Diabetes Drug Found Protective Against COVID-19
Treating people with the diabetes drug metformin before a diagnosis of COVID-19 is associated with a threefold decrease in mortality in COVID-19 patients with Type 2 diabetes, according to a study at the University of Alabama at Birmingham (UAB).
After controlling for other covariates, age, and gender, metformin use emerged as independent factors affecting COVID-19-related mortality. After controlling for all variables, death was significantly less likely — with an odds ratio of 0.33 — for Type 2 diabetes subjects taking metformin, compared with those who did not take metformin, said these UAB researchers.
“This beneficial effect remained, even after correcting for age, sex, race, obesity, and hypertension or chronic kidney disease and heart failure,” said Anath Shalev, M.D., director of UAB’s Comprehensive Diabetes Center and leader of the study, published on January 13, 2021.
“Since similar results have now been obtained in different populations worldwide, including China and France. These findings suggest that the observed reduction in mortality risk associated with metformin use in subjects with Type 2 diabetes and COVID-19 might be generalizable,” Dr. Shalev added.
How metformin improves prognosis in the context of COVID-19 is not known, Shalev says.
The UAB findings suggest that the mechanisms may go beyond any expected improvement in glycemic control or obesity since neither body mass index, blood glucose, nor hemoglobin A1C were lower in the metformin users who survived as compared to those who died.
“The mechanisms may involve metformin’s previously described anti-inflammatory and anti-thrombotic effects,” Shalev said.
Published in the peer-reviewed journal Frontiers in Endocrinology, this study included 25,326 patients tested for COVID-19 at the tertiary care UAB Hospital between Feb. 25 and June 22, 2020.
The study’s primary outcome was mortality in COVID-19-positive subjects, and the potential association with subject characteristics or comorbidities was analyzed.
The overall mortality for COVID-19-positive patients was 11 percent.
The study found that 93 percent of deaths were in subjects over the age of 50. Being male or having high blood pressure were associated with a significantly elevated risk of death.
Diabetes was associated with a dramatic increase in mortality, with an odds ratio of 3.62.
The researchers looked at the effects of diabetes treatment on adverse COVID-19 outcomes, focusing on insulin and metformin as the two most common medications for Type 2 diabetes.
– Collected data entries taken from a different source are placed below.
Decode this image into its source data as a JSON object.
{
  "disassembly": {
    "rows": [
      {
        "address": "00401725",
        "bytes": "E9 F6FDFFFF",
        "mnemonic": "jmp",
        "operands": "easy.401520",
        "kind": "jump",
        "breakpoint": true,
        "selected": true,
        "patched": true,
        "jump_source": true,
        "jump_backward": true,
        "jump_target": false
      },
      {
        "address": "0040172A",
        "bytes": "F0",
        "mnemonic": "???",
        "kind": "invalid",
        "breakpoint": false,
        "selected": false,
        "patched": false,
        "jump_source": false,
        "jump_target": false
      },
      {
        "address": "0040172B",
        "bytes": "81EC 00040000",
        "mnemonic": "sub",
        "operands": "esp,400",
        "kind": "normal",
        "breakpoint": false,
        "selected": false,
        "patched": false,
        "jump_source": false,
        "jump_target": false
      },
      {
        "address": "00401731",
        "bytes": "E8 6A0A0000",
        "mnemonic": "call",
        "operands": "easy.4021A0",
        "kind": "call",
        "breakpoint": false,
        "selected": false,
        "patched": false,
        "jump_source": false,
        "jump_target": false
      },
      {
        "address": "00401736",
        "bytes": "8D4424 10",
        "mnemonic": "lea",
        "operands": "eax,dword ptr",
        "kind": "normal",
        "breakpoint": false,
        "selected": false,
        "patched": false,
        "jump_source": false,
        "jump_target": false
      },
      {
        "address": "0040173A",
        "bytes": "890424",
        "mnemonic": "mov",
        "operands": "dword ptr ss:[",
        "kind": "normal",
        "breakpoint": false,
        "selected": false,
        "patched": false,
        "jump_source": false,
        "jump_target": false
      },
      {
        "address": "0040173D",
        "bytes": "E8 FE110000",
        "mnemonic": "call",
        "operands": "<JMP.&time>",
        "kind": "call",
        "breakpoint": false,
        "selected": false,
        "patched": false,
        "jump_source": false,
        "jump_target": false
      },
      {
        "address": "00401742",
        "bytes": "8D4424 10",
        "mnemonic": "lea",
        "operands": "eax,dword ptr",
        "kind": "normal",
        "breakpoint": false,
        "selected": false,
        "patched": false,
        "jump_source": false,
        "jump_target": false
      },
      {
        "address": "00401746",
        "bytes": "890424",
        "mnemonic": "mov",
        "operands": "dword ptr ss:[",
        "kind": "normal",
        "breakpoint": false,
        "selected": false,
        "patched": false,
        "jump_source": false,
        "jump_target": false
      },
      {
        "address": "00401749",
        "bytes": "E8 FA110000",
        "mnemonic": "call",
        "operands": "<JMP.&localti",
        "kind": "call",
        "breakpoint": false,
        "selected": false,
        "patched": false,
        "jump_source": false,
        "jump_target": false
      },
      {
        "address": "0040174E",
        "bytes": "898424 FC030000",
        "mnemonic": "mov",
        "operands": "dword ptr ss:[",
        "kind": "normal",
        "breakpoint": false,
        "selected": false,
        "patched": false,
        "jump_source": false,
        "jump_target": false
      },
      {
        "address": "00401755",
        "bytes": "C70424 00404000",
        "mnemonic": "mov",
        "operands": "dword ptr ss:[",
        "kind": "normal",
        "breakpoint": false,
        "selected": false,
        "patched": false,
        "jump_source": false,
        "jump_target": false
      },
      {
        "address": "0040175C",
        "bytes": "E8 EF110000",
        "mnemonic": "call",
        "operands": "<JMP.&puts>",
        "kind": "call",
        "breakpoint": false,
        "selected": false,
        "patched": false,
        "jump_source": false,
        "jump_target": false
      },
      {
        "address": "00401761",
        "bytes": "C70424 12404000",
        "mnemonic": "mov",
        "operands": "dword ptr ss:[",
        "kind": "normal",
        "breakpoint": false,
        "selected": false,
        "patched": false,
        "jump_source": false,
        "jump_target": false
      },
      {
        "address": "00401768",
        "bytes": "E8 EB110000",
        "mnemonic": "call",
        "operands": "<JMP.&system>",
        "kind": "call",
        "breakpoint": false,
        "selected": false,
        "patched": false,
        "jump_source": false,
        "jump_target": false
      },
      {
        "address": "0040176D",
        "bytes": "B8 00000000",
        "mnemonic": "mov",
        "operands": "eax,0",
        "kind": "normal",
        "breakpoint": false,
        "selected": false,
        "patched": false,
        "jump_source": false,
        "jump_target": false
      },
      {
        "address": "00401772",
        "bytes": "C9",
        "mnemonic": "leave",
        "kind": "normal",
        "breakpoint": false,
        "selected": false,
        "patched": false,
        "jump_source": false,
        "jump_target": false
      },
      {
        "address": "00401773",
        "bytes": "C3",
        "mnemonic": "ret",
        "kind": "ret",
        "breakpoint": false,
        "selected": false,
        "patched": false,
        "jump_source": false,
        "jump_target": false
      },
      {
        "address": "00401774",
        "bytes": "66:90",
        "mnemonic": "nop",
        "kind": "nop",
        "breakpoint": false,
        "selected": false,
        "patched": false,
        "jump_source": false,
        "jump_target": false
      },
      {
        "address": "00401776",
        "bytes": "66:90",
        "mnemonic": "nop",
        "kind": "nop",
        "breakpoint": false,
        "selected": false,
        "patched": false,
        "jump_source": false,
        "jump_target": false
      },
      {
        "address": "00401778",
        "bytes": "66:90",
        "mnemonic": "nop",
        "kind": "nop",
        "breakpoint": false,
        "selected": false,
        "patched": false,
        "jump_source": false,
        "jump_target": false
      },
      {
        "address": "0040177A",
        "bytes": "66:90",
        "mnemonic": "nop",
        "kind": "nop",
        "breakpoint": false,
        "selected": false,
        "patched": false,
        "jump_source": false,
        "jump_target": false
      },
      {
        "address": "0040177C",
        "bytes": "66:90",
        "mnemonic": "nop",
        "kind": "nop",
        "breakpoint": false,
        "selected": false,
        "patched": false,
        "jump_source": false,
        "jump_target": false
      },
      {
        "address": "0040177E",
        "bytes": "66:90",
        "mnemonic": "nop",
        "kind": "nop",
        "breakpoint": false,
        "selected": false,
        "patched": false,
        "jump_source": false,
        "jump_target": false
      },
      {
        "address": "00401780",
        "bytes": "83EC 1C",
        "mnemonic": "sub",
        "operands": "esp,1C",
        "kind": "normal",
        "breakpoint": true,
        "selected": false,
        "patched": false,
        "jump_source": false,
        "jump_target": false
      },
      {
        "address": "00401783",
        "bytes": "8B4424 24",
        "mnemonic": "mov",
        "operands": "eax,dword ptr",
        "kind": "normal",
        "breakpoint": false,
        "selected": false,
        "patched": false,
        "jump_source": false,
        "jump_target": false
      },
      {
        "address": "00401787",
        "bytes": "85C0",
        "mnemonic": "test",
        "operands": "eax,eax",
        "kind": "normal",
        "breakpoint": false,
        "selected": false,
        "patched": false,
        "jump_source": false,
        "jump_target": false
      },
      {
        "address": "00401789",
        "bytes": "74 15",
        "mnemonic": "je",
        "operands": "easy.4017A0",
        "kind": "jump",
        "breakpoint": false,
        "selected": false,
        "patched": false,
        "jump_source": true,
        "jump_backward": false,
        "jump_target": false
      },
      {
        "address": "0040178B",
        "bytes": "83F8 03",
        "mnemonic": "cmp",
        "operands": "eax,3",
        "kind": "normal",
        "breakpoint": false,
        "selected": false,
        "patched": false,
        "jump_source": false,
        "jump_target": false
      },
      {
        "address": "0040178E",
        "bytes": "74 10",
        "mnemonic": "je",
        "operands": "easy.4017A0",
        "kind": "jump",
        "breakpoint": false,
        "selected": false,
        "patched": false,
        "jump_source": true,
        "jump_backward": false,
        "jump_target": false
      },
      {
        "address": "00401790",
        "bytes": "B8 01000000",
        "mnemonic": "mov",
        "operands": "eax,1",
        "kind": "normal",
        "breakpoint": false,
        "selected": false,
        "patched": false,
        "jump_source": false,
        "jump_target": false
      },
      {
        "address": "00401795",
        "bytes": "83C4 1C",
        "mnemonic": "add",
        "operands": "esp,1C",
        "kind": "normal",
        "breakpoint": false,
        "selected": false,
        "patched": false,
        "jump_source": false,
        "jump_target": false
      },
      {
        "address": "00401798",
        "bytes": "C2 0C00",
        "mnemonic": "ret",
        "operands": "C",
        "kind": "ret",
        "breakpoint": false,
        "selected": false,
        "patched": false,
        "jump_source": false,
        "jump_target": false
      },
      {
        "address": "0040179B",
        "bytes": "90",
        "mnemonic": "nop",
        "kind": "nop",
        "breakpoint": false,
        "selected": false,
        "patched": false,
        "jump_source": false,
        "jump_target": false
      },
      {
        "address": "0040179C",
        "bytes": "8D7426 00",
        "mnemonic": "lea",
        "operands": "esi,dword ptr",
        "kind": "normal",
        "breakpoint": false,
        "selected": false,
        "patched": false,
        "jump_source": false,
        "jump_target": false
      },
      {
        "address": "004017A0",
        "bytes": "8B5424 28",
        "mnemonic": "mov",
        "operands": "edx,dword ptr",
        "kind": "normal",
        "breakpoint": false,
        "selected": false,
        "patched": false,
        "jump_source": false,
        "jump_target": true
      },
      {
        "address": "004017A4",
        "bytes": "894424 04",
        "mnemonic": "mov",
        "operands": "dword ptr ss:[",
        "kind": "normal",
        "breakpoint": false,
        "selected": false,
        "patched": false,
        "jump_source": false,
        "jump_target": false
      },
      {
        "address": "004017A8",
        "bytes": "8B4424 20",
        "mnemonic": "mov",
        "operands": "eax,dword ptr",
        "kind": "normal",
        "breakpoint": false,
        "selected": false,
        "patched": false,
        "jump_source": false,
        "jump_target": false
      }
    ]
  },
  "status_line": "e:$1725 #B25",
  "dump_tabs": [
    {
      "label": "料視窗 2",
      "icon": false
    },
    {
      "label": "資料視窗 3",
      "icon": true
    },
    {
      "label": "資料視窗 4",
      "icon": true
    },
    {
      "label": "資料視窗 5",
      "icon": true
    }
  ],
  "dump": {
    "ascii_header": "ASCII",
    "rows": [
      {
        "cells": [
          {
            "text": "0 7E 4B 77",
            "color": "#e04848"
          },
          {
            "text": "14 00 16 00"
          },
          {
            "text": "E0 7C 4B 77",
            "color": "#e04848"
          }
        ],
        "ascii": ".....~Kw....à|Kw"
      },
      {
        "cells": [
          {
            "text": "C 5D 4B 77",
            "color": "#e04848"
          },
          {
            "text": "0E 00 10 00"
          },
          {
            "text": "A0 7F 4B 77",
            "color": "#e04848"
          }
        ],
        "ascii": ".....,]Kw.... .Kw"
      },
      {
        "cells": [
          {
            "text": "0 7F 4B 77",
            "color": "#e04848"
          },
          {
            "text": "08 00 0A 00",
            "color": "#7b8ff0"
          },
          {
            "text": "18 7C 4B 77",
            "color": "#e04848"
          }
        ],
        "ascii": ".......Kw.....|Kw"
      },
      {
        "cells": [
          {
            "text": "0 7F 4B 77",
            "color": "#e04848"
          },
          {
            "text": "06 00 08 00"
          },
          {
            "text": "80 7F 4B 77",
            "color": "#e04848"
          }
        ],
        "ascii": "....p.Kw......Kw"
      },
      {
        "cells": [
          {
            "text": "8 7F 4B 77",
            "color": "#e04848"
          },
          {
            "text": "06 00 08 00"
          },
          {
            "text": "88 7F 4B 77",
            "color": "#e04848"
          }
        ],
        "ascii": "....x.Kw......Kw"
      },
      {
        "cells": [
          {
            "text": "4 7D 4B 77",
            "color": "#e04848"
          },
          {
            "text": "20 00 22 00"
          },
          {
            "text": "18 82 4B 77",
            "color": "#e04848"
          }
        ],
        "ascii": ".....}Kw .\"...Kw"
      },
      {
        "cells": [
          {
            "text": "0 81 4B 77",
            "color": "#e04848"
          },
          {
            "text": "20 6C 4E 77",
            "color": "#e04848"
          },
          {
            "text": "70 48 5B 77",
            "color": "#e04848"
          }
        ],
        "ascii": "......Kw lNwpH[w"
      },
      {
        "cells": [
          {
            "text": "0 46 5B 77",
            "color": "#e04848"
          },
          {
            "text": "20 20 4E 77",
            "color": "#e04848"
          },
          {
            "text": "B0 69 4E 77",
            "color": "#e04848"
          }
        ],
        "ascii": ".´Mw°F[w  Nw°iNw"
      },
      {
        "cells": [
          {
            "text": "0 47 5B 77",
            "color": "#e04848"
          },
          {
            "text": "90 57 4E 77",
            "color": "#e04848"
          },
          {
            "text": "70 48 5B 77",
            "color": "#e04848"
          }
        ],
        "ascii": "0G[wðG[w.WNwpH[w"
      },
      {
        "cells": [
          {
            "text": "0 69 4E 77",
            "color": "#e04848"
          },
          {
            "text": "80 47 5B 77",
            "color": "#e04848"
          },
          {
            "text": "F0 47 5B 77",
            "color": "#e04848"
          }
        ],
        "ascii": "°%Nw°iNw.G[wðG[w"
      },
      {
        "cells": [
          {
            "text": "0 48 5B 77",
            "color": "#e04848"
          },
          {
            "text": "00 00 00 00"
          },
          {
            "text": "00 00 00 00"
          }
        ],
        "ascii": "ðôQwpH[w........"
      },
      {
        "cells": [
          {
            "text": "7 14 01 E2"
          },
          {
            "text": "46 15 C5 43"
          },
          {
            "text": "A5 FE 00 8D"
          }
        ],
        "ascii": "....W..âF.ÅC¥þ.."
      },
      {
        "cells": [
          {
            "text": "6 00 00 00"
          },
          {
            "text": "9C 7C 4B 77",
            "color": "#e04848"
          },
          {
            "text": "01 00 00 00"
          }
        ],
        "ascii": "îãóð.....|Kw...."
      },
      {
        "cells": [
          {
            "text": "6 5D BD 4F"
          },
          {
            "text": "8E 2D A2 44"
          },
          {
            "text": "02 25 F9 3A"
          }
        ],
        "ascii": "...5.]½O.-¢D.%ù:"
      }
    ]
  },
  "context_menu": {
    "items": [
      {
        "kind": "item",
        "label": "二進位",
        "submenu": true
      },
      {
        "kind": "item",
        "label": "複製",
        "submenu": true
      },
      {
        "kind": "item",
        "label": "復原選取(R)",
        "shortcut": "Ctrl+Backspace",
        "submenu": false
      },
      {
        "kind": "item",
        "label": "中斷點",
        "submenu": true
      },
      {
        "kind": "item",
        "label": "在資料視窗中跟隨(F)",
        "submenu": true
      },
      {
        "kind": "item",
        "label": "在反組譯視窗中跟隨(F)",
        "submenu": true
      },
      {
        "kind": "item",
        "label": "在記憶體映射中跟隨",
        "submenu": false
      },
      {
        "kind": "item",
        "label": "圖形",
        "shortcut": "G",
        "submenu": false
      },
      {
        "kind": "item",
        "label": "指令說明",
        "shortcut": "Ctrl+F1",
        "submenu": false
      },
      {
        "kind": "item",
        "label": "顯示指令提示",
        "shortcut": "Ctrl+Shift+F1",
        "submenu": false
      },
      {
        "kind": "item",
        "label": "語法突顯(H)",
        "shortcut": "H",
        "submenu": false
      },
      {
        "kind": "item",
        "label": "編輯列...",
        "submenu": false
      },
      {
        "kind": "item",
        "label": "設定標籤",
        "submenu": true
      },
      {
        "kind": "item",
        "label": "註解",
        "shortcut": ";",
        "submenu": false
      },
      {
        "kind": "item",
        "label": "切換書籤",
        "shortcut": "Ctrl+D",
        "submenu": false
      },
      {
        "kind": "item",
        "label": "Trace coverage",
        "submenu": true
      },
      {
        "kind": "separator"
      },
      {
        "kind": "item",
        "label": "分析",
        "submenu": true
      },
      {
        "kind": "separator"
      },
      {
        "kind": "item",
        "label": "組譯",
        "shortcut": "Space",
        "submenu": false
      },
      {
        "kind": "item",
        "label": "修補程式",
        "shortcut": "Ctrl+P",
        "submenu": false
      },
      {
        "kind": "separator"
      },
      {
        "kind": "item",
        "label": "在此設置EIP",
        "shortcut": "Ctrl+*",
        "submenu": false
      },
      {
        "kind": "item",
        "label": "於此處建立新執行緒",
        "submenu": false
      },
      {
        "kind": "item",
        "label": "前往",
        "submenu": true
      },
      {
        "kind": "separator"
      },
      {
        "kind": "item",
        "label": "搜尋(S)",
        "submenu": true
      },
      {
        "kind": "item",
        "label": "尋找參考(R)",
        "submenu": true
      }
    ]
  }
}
They found that prior insulin use did not affect mortality risk.
However, prior metformin use was a different matter.
Metformin use significantly reduced the odds of dying, and the 11 percent mortality for metformin users was not only comparable to that of the general COVID-19-positive population, but it was also dramatically lower than the 23 percent mortality for diabetes patients not on metformin.
“These results suggest that, while diabetes is an independent risk factor for COVID-19-related mortality,” Shalev said, “this risk is dramatically reduced in subjects taking metformin, raising the possibility that metformin may provide a protective approach in this high-risk population.”
The researchers say future studies will need to explore how metformin is protective and assess the risks and benefits of metformin treatment and the indications for its use in the face of the ongoing COVID-19 pandemic.
Metformin used alone or with other medications, including insulin, treats type 2 diabetes, says Medline. Metformin helps control the amount of glucose (sugar) in your blood. It decreases the amount of glucose released from the liver and has other metabolic effects.
Metformin also increases your body's response to insulin, a natural substance that controls the blood’s amount of glucose. Metformin is not used to treat type 1 diabetes, a condition in which the body does not produce insulin and cannot control the amount of sugar in the blood.
This study is part of a new Precision Diabetes Program, a collaboration between the UAB Comprehensive Diabetes Center and the Hugh Kaul Precision Medicine Institute at UAB. Support came from the National Institutes of Health.